Similarities and Differences in Mothers’ and Observers’ Ratings of Infant Security on the Attachment Q-Sort
Infant Behavior and Development
This study examined the similarities and differences in maternal and observer Attachment Behavior Q-Sort ratings (AQS; Waters, 1995) and their relations to dimensions of the developmental ecology – maternal sensitivity, infant irritability, parental stress and psychosocial risk. Data was gathered from low risk (adult mothers; N = 44) and high risk mother–infant dyads (adolescent mothers; N = 83) when infants were aged 6, 10 and 15 months old, attachment being assessed at 15 months by both mothers and independent observers. A common factor was extracted from both sorts and served to operationalize the similarities between mother and observer ratings.

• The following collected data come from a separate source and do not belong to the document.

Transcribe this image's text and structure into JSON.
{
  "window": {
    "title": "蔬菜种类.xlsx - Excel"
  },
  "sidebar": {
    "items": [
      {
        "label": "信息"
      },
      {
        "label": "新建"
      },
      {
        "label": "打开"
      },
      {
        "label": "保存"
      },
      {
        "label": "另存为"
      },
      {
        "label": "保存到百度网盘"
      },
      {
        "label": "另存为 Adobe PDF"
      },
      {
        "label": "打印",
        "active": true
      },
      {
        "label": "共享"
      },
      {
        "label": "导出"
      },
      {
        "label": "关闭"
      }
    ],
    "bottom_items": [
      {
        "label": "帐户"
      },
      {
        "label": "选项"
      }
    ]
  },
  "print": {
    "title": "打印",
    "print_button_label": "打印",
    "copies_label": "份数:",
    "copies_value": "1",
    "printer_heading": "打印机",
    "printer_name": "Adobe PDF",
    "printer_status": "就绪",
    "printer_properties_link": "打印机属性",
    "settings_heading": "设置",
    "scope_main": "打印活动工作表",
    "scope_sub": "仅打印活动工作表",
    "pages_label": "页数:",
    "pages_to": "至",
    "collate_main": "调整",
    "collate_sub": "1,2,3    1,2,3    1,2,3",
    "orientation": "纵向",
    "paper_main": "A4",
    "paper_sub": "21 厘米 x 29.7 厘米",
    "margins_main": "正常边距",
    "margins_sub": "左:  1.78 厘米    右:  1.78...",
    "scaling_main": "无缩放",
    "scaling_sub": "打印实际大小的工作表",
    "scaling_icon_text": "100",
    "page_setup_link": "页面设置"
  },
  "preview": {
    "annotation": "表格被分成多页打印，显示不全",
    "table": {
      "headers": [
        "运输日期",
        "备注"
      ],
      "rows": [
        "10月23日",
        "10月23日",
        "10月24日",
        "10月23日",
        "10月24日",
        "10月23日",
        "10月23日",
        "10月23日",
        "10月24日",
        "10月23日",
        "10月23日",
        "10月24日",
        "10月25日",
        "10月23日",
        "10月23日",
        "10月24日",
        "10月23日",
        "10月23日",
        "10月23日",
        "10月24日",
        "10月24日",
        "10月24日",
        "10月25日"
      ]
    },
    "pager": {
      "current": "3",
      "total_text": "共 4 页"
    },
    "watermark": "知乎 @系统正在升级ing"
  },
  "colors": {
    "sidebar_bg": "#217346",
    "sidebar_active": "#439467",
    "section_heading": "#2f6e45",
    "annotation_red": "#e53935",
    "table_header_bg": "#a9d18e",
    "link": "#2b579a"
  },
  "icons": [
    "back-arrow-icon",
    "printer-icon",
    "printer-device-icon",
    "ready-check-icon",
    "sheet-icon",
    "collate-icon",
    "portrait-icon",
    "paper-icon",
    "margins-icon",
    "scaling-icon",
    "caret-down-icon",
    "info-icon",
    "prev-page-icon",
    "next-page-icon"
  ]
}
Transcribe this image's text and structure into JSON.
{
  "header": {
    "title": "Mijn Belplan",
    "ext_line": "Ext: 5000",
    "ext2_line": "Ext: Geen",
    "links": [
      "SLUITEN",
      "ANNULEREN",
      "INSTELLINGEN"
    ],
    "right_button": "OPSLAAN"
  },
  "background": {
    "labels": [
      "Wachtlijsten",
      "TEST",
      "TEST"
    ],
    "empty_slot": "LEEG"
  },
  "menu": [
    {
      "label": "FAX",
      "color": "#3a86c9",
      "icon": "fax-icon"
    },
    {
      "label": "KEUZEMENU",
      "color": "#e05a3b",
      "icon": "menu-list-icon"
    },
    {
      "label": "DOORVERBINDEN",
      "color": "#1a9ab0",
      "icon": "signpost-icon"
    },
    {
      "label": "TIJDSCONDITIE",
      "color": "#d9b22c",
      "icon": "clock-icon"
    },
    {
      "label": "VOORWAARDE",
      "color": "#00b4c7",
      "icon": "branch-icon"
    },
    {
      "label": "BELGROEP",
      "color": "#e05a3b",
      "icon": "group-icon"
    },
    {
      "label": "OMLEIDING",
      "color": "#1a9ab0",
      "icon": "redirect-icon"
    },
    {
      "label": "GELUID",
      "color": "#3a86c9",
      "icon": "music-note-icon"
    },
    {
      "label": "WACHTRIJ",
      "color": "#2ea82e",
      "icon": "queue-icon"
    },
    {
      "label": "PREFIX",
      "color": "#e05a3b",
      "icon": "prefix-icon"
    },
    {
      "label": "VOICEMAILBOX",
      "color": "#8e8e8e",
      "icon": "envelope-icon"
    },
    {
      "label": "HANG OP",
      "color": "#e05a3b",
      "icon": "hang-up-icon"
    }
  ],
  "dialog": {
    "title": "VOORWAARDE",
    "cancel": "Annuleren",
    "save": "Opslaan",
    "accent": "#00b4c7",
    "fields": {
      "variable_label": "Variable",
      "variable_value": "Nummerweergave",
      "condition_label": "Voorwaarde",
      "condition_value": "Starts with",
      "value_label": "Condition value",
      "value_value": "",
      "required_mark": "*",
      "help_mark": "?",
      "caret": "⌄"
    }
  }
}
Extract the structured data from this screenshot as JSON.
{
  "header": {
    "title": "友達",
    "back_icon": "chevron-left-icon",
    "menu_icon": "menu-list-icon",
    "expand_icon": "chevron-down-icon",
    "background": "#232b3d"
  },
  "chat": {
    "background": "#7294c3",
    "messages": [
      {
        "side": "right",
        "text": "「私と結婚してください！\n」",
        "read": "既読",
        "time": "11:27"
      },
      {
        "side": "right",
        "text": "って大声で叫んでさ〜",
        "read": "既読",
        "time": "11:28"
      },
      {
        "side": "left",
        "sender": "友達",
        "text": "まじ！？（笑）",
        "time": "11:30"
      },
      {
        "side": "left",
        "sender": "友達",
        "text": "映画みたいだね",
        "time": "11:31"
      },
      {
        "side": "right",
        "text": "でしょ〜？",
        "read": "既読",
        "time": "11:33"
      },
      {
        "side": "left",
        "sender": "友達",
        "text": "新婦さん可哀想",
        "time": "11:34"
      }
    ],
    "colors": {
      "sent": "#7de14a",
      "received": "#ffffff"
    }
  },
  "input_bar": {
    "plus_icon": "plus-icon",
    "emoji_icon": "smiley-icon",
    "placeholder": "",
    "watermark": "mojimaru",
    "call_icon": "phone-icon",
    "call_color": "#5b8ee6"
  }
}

Regressions were conducted to extract maternal and observer AQS scores that were unrelated to each other to represent the difference between the two sorts. Correlation analyses indicated that the common AQS factor was moderately linked to maternal sensitivity and parental stress, and showed a weak association to psychosocial risk and infant irritability. Residual maternal scores showed greater correlations with infant irritability and parental stress than did observer residual scores. Observer scores showed a greater correlation with psychosocial risk than maternal scores. Results suggest that common AQS variance presents a pattern of associations with ecological variables that is coherent with attachment research. Variance related to irritability, stress and risk appear to drive the differences between maternal and observer observations.